I suspect a full answer is improbable, but to offer a fragment:
He took the Macro 10 Assembler and defined macro, so we could just
type in sort of a form of 8080 code. Then he modified the DDT-10, the
symbolic debugger that was on the 10, to understand these
instructions. He then wrote a simulator to simulate these
instructions.
...
And, because we'd never had the chip, just the book from Intel, if we had made any mistake in terms of how the instructions worked, the thing never would have run. [...] Paul was scheduled to fly out to Albuquerque. He decided to go get some sleep. I stayed up all night reading the book to see if we'd miscoded some of the instructions. And finally, decided it was all okay, punch out the paper tape, and made sure Paul got that before he went off on his plane.

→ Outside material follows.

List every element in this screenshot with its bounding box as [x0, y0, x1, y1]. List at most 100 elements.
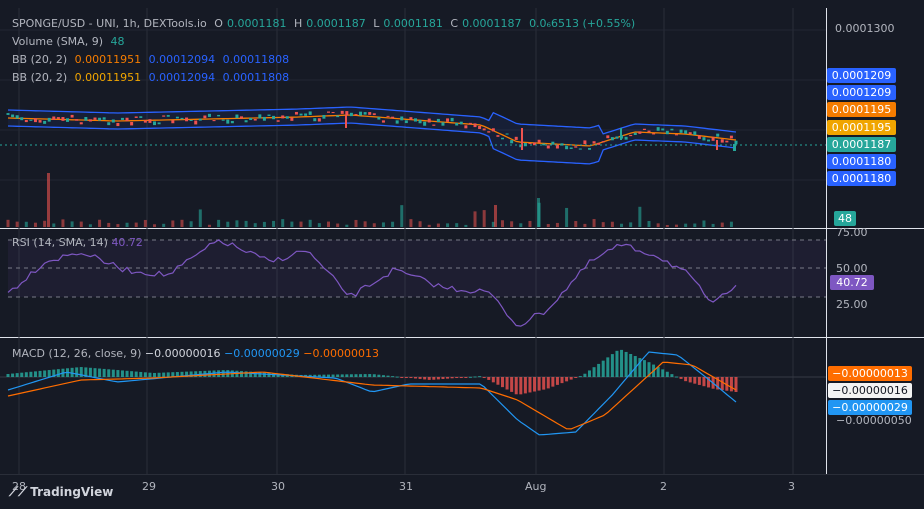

So as to your first question of how, it sounds like the simulator may actually have been, or have started as, a static recompiler — they not just wrangled 8080-esque syntax via macro, but also ensured that the symbolic debugger could "understand these instructions". I cannot make sense of attaching a machine's native debugger and teaching it to understand macro-sourced compounds as anything other than static recompilation.
I am further assuming that since it is documented that the 8080 simulator is a code adaptation of the 8008 simulator, Gates is speaking in aggregate.
Given that a simulator is then mentioned as a third step I'd dare imagine it went:
- macros to provided 8008-esque syntax, assembling into sets of instructions that simulate 8008 behaviour;
- adapt the debugger to understand that;
- start coding the intended product, using tools developed so far to try to get correct code;
- simultaneously write a simulator, little more than a fetch-dispatch lookup loop;
- use that as a way to verify real 8008 bytecode, once you're at the stage of taking your correct code and ensuring that it is efficient for time and space.
As to testing correctness, it sounds like all they had was the official documentation from Intel. Luckily Intel documentation of the era tended to be reasonably complete and accurate as far as it went. Likely they just declined to try to use any functionality that wasn't sufficiently well specified. That specific quote is about the Altair 8080 BASIC rather than the 8008 so one can at most speculate a similar process: build the software from the official documentation, test as and when a real opportunity arises but due to resource availability, not until very late.